Ella piensa que le gustaría
hacer cosas diferentes o, al menos, hacer las cosas de siempre de manera
diferente, pero no se le ocurre otra forma de prepararse el desayuno que tanto
le gusta sin ser como lo hace cada día. Los días pasan y Simone sigue
igual: viviendo un día exactamente igual al siguiente y al anterior y sin saber
qué hacer para que algo cambie.
Una mañana, de camino a la
panadería de la esquina donde venden el pan que a ella le encanta tanto, Simone
se encuentra la calle cortada. Esa mañana parecía imposible acceder por el camino por el que
ella siempre iba; si quería llegar tenía que dar la vuelta a la manzana y
acceder desde otro lado. Simone se lo pensó porque tenía el tiempo justo para
no llegar tarde a la oficina, pero como el pan le encantaba y no tenía nada
para desayunar, decidió intentarlo. Se dio la vuelta y justo al girar la
primera esquina vio una panadería nueva. En realidad no sabía si era nueva o no
porque ella nunca pasaba por esa calle. En el escaparate tenían unos bollos muy
parecidos a los que ella siempre compraba en la panadería de la esquina. Podía
probarlos, pensó, así ahorraría tiempo y no llegaría tarde al trabajo. Si se
arriesgaba tenía que tener presente que quizás no le encantaran tanto como los
otros, pero el hambre y el tiempo hicieron de las suyas para que Simone entrara
en la panadería a comprar unos bollos para su desayuno. En el mostrador, junto
a los bollos parecidos a los que le encantaban, había otros muy similares que también
tenían muy buena pinta.
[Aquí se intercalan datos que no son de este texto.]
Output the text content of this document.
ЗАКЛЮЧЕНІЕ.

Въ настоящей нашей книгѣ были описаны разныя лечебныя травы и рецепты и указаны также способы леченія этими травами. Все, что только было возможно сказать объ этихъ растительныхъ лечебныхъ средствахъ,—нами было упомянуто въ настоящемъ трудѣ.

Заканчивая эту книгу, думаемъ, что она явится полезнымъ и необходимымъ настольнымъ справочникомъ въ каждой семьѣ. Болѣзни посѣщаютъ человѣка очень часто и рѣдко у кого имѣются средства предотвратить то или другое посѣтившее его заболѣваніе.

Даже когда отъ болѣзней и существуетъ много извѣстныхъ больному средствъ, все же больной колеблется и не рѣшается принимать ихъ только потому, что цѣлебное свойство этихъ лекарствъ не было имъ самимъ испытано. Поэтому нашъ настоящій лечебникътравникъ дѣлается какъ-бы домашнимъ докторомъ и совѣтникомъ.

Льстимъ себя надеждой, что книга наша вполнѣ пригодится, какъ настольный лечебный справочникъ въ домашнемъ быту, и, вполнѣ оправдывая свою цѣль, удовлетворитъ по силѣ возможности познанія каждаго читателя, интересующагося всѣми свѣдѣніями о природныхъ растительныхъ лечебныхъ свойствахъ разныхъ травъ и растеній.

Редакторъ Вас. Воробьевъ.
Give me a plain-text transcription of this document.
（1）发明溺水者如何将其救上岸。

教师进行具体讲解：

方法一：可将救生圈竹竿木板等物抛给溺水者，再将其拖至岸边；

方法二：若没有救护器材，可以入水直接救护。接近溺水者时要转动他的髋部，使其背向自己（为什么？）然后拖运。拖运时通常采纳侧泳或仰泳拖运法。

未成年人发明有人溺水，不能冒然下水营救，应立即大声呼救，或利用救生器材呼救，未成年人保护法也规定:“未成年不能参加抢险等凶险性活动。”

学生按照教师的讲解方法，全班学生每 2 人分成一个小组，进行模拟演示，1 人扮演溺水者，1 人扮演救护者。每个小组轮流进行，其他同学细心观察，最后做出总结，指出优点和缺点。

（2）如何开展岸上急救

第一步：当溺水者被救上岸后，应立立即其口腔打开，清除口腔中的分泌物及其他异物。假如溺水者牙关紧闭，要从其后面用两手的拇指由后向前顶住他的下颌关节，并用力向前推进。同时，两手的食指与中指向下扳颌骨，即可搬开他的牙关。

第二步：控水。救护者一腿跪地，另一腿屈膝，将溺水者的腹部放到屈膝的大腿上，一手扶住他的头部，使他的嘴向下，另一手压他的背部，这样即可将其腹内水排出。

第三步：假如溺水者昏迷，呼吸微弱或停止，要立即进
Como no sabía cuáles le iban a gustar más, compró de
varios tipos y se los llevó a la oficina. Esa mañana, pensó, invitaría a sus
compañeros a desayunar.
Mientras Simone se
entretenía en la nueva panadería, uno de sus compañeros, el que siempre la
miraba cuando ella miraba a otro lado, al ver que llegaba tarde empezó a
preocuparse. Él también sentía lo mismo que Simone en el pecho cuando se
acostaba y ponía sus zapatillas en el mismo lugar de siempre, pero la angustia
se le pasaba un poquito cuando la veía aparecer en la oficina por las mañanas.
Cuando la vio llegar más
tarde que el día anterior y que el siguiente, se acercó para preguntarle si se
encontraba bien. Simone, que nunca había hablado con él, le contó lo que le
había pasado con la panadería y le enseñó los bollos que traía. A él le pareció
que tenían muy buena pinta así que le invitó a uno y se pusieron a intercambiar
opiniones sobre los bollos, las panaderías en las esquinas y los panes que a
los dos les encantaban.
Desde ese día Simone dejó de desayunar cada día lo mismo, de ir a
la panadería de la esquina y de caminar por las mismas calles para ir al
trabajo. También cambió las zapatillas de lugar. No es que las pusiera al otro
lado de la cama o más lejos de ella, sino que las puso justo a la misma altura
y distancia de siempre pero de otra cama, de la que tenía por el otro lado un
par de zapatillas que seguían ocupando el mismo lugar de siempre.
Ese día, la presión que
Simone sentía en el pecho desapareció. No sabe si se le cayó en algún lado o es
que siguió sola su camino de todos los días hacia la panadería de la esquina
donde vendían el pan que a Simone le encantaba. A su compañero también le
desapareció esa sensación en el pecho.
Él cree que se la tragó con el primer bollo que le regaló Simone.
Juntos, ya nada, nada, puede
ser exactamente igual al día de antes y mucho menos al siguiente.